The next stretch of the movie was a truly miserable experience for me. I watched with my thumbs shoved deep into my ears, and my fingers covering my eyes, so I only really got the broad strokes, but at one point everyone watches two old people jump off a cliff, and then a little bit later one of the grad students’ skinned faces is worn like a mask. I did not, as Jemima Kirke had promised me, feel like a woman. I didn’t even feel fully human. I was just a pile of raw, exposed nerve endings being trampled on by smiling Swedish people. Plus, the smoke from the weed pen was sitting in a tight, painful ball behind my sternum that I couldn’t burp out.

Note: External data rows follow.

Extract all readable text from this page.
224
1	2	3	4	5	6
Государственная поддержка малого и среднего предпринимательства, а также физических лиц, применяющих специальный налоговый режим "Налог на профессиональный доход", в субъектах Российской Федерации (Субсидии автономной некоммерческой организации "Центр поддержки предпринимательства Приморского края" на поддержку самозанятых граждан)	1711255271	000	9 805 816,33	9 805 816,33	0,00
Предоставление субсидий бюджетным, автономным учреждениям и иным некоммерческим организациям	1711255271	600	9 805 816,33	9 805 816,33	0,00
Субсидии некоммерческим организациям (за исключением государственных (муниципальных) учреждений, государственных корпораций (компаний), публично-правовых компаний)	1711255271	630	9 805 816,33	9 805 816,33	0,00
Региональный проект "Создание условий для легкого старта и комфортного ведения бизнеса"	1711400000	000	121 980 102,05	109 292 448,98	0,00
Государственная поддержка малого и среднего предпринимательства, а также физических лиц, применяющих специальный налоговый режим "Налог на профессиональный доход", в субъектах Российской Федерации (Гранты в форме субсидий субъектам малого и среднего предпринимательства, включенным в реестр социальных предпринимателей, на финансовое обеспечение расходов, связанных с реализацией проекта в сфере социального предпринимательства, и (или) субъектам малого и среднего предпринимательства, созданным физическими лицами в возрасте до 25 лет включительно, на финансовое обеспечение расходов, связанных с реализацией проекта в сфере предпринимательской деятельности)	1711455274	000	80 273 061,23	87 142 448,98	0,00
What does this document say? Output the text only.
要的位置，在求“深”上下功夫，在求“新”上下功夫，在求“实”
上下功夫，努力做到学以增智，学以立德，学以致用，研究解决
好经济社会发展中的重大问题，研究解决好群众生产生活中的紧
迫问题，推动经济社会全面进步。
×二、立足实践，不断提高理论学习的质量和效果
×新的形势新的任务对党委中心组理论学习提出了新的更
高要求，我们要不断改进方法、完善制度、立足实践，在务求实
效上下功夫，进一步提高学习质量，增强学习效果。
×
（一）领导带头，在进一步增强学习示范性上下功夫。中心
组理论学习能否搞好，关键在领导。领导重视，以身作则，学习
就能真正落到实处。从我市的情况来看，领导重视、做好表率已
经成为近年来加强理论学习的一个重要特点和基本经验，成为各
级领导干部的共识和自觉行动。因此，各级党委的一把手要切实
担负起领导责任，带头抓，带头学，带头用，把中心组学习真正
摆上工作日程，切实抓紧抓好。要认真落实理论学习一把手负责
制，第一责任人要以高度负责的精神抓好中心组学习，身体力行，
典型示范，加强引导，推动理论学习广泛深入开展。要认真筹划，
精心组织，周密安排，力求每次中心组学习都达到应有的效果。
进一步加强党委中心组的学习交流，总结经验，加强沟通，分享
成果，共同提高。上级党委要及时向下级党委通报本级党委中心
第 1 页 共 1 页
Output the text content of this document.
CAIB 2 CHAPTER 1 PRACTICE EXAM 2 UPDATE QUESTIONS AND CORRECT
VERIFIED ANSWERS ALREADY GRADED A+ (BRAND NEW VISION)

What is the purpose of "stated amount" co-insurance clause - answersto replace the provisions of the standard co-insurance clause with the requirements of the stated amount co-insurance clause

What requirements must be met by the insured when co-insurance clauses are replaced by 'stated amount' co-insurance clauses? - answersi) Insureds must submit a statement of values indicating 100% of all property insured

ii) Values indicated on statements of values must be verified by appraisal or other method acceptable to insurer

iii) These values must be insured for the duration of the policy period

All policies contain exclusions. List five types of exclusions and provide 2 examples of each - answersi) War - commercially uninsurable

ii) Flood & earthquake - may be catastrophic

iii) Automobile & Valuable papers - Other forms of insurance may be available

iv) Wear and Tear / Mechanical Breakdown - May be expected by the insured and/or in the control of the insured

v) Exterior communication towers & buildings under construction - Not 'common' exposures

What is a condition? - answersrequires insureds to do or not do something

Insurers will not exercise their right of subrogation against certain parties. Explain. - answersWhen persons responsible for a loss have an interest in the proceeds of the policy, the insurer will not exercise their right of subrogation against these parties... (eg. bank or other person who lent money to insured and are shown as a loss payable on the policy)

Just as I was giving up on feeling like a woman, there was a big ritual sex scene, which freaking ruled. It transpired thusly: One of the young women at the commune decides she wants to hump terrible Christian, so she puts some of her pubes into a meat pie for him. Cool, fun, flirty, I love it. Then he goes into a barn, and Pube Girl is reclined on a bed of flowers, and surrounded by a dozen of the other cult ladies, who are totally nude and chanting. They’re all rocking full bushes, presumably so that if one of their crushes arrives, they can also stuff their food as necessary. Terrible Christian sees this and is like, sure, and he and Pube Girl do missionary while her friends dance and moan around them. This seemed like a really nice way to have sex — being a pillow queen, on flowers, surrounded by some of your closest gal pals. Though I’m sure trying to coordinate everyone’s schedules on a group chat would be an absolute nightmare.
At this point, my brain was so overwhelmed that it stopped fighting all of the absurd things it was seeing, and instead accepted them without question. Florence Pugh winning a maypole dance competition. A “blood eagle,” which I do not recommend googling. Terrible Christian being sewn into the carcass of a bear. Florence Pugh in an incredible Met Gala–esque flower gown. Bodies burning. It all made perfect sense.
When the movie finished, I felt relieved, both because it was over and because I felt together enough to walk again. I had nightmares all night long, which I guess means it was a good horror movie. I can’t say that I would recommend the experience. While the scenery was very beautiful and the shots of colorful flowers felt nice on my itchy eyeballs, I spent most of the stress-inducing two hours and forty minutes hoping my cells would liquefy and I could escape the theater as a puddle.
As for whether I am a woman now that I have seen Midsommar “ON WEED,” it’s hard to say. Maybe I’ll ask my friends when we all meet up for our pagan sex rituals.